Based on analysis of TEA, it is assumed that the costs related to implementing the provisions of the bill could be absorbed within existing resources.
In addition, this analysis assumes that, excluding any technology costs, there would be a net zero All Funds cost to the state to transfer the duties and functions related the administration of CBC from DFPS to the Office of Community-based Care Transition. However, as DFPS continues to be the federally recognized state agency responsible for administering the Foster Care Program in Texas and the associated federal funding, this analysis is unable to determine the federal impact of moving a portion of those responsibilities (CBC) to the new office.
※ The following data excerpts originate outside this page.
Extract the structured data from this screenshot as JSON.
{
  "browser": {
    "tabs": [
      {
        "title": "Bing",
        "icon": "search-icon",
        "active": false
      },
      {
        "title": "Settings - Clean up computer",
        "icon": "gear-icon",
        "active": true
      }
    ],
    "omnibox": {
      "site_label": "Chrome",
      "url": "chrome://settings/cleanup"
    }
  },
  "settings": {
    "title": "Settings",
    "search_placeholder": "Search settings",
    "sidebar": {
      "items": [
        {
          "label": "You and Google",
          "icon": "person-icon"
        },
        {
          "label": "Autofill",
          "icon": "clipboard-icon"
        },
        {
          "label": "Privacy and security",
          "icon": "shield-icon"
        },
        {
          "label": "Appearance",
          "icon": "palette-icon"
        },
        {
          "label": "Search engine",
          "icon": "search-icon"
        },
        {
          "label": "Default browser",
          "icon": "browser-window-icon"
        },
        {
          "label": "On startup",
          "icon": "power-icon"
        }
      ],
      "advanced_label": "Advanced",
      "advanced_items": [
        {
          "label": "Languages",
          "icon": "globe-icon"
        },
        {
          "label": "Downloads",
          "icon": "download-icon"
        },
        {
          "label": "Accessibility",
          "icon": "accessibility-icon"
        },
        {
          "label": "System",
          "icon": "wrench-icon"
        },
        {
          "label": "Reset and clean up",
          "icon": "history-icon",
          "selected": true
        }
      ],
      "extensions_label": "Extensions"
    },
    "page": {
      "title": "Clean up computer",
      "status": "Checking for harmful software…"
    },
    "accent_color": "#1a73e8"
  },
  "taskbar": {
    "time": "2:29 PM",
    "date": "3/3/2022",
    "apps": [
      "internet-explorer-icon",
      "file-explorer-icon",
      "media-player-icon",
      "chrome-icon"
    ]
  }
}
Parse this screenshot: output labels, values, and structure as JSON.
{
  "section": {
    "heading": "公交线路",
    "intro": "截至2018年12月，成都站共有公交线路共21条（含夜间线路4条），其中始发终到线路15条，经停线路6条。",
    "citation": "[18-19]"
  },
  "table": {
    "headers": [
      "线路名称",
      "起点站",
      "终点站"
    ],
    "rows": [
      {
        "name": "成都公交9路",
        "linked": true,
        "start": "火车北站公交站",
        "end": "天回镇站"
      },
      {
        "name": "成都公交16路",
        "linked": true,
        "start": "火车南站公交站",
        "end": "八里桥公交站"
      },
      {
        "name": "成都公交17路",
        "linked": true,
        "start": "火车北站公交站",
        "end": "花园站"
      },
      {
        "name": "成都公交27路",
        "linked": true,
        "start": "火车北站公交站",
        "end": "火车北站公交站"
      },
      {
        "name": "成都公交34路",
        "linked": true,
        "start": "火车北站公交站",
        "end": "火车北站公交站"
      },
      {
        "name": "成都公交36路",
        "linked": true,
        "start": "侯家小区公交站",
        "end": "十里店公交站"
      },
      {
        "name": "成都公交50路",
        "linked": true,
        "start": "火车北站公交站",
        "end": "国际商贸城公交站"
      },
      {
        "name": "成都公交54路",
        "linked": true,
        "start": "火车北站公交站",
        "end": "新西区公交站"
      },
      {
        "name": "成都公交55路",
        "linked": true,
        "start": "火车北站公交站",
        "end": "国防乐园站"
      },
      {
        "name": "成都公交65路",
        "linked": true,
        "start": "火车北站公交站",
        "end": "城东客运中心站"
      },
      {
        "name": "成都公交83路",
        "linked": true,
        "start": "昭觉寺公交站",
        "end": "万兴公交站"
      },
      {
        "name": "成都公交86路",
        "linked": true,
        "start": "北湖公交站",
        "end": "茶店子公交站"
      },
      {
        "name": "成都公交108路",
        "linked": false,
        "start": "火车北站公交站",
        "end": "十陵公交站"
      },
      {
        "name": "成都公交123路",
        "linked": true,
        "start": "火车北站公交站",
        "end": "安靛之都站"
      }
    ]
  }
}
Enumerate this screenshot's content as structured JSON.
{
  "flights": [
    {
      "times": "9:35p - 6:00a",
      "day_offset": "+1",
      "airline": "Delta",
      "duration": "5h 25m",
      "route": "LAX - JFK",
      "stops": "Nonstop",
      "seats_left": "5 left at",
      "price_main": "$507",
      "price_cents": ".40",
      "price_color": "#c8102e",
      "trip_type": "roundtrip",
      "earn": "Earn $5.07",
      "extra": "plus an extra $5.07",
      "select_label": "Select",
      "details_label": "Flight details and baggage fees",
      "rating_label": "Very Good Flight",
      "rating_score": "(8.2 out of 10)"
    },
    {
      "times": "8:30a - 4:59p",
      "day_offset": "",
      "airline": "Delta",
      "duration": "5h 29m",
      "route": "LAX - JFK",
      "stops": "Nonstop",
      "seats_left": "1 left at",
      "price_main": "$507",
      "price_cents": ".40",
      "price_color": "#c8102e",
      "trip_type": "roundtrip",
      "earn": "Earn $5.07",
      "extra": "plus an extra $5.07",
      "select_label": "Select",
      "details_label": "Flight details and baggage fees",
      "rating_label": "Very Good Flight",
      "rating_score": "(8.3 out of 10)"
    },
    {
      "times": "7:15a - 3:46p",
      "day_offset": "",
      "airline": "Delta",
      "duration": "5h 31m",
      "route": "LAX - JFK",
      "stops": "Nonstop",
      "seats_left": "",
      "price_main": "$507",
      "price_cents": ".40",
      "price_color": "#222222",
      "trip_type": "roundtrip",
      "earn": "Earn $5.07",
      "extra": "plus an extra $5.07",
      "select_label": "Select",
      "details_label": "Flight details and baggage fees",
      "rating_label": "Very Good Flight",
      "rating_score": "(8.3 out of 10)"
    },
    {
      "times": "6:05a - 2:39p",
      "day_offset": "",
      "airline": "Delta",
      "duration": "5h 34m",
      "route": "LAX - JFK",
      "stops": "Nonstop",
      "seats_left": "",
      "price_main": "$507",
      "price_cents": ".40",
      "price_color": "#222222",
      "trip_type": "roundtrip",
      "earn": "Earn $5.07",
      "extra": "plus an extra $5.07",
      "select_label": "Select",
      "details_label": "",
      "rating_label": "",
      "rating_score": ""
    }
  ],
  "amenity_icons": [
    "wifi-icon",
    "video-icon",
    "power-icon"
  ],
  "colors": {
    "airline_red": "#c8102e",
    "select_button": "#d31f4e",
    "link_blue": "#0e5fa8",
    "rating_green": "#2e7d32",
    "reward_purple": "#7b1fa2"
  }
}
This analysis cannot determine the cost to implement the transition of FBSS to evidence-based programs under FFPSA due to the variety of interventions available on the FFPSA federal clearinghouse. Based on other PEI contracts with community agencies for evidence-based practice, this analysis assumes that the average cost per family would be $3,547 but it cannot be determined what portion of existing FBSS families would accept FFPSA services and the portion that would be referred to the community.
It is assumed that any additional costs to DFPS and HHSC to implement the provisions of the bill could be accomplished within existing resources.